Inordinate delay in the production of an arbitration award, whilst capable of amounting to a serious irregularity, was not enough on its own to justify setting aside an arbitration award. It was also necessary to show that the delay caused substantial injustice.
An application was made under the Arbitration Act 1996 (the Act) to set aside an arbitration award which was published after a 12 month delay. The grounds of the challenge were that of serious irregularity under section 68 of the Act:
- The delay was a failure by the arbitrator to comply with his general duties and/or to comply with agreed procedure within s.68(2) (a) and/or (c)
- The arbitrator had failed to deal with all the issues within s.68(2)(a) and/or (d)
In order to establish a serious irregularity, an applicant must show not only that there was an irregularity of the kind set out in s.68(2), but that the irregularity caused or would cause substantial injustice to the applicant.
Flaux J rejected the defendant’s argument that if a party does not complain of delay under s.24 of the Act before publication of the award, they lose the right to bring a s.68 challenge.
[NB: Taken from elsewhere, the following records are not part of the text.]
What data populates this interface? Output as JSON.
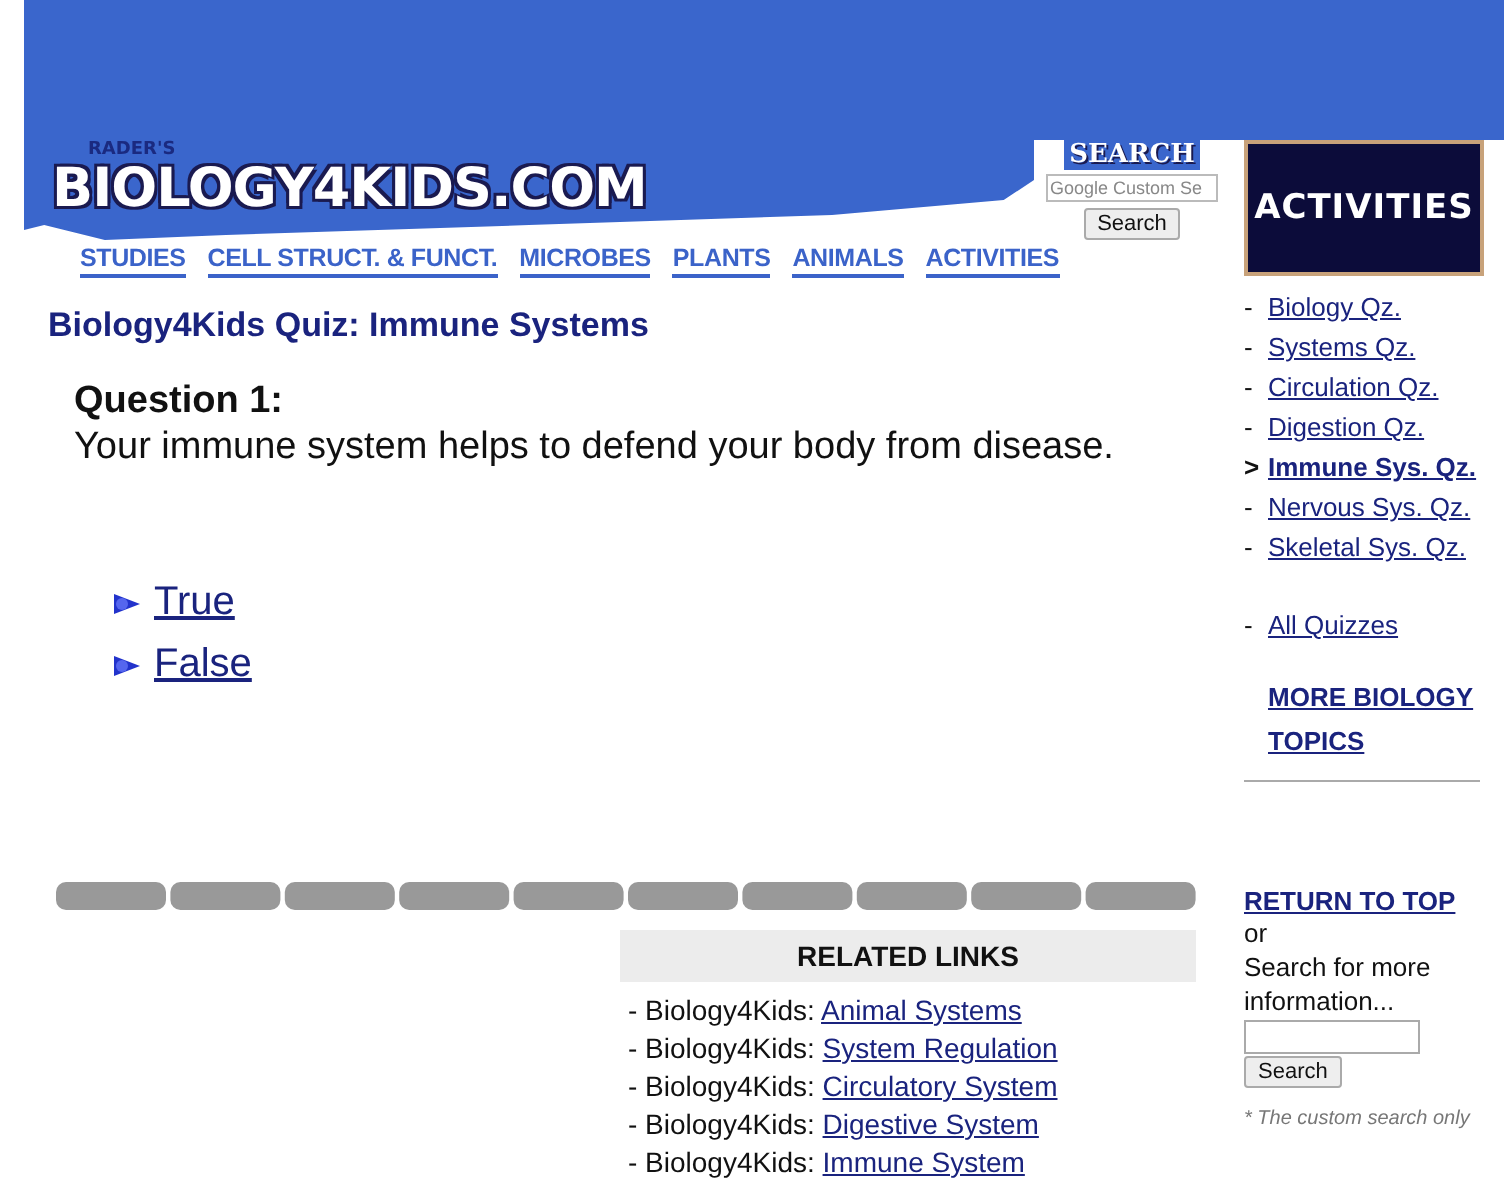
{
  "header": {
    "logo_small": "RADER'S",
    "logo": "BIOLOGY4KIDS.COM",
    "search_label": "SEARCH",
    "search_placeholder": "Google Custom Se",
    "search_button": "Search"
  },
  "nav": [
    {
      "label": "STUDIES"
    },
    {
      "label": "CELL STRUCT. & FUNCT."
    },
    {
      "label": "MICROBES"
    },
    {
      "label": "PLANTS"
    },
    {
      "label": "ANIMALS"
    },
    {
      "label": "ACTIVITIES"
    }
  ],
  "quiz": {
    "title": "Biology4Kids Quiz: Immune Systems",
    "question_label": "Question 1:",
    "question": "Your immune system helps to defend your body from disease.",
    "answers": [
      {
        "label": "True"
      },
      {
        "label": "False"
      }
    ]
  },
  "related_links": {
    "title": "RELATED LINKS",
    "items": [
      {
        "prefix": "- Biology4Kids:",
        "link": "Animal Systems"
      },
      {
        "prefix": "- Biology4Kids:",
        "link": "System Regulation"
      },
      {
        "prefix": "- Biology4Kids:",
        "link": "Circulatory System"
      },
      {
        "prefix": "- Biology4Kids:",
        "link": "Digestive System"
      },
      {
        "prefix": "- Biology4Kids:",
        "link": "Immune System"
      }
    ]
  },
  "sidebar": {
    "banner": "ACTIVITIES",
    "quizzes": [
      {
        "marker": "-",
        "label": "Biology Qz.",
        "selected": false
      },
      {
        "marker": "-",
        "label": "Systems Qz.",
        "selected": false
      },
      {
        "marker": "-",
        "label": "Circulation Qz.",
        "selected": false
      },
      {
        "marker": "-",
        "label": "Digestion Qz.",
        "selected": false
      },
      {
        "marker": ">",
        "label": "Immune Sys. Qz.",
        "selected": true
      },
      {
        "marker": "-",
        "label": "Nervous Sys. Qz.",
        "selected": false
      },
      {
        "marker": "-",
        "label": "Skeletal Sys. Qz.",
        "selected": false
      }
    ],
    "all_quizzes": {
      "marker": "-",
      "label": "All Quizzes"
    },
    "more_topics": "MORE BIOLOGY TOPICS",
    "return_top": "RETURN TO TOP",
    "or": "or",
    "search_hint": "Search for more information...",
    "search_button": "Search",
    "footnote": "* The custom search only"
  }
}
Delay in publication of an award is not in itself a ground of serious irregularity under s.68. Nevertheless, Flaux J held that inordinate delay is capable of amounting to a serious irregularity, this being a breach of the arbitrator’s duty to avoid unnecessary delay under s.33 of the Act, but only if the inordinate delay caused or would cause substantial injustice.
Establishing substantial injustice involves showing that, but for the inordinate delay, the arbitrator might well have reached a different conclusion more favourable to the applicant. For this purpose, it was necessary for the applicant to demonstrate that the delay resulted in a failure to deal with all the issues (i.e. a serious irregularity under s.68 (d) of the Act). Flaux J was, however, satisfied that this was not the case here. The arbitrator had accepted the other side’s expert evidence so the judge said he would have done the same on the issues which he did not deal with. So, the resulting outcome would have been the same.
The decision serves to prevent s.68 applications (based on delay) being used as a backdoor for impermissible challenges to the facts of a case. The applicant had submitted that in cases of delay, the Court should examine very closely and carefully the tribunal’s findings and, if appropriate, remit to a different tribunal. Flaux J disagreed; was an exercise in checking due process only, which, in the case of inordinate delay, could not extend further than a close analysis of whether the arbitrator had dealt with all the issues put before him.
A high threshold needs to be reached by any applicant wishing to establish that inordinate delay in the publication of an arbitration award caused such substantial injustice that this would justify the award being set aside. In practice, this means that, providing the arbitrator has followed the due process, parties can usually do little where awards are published particularly late.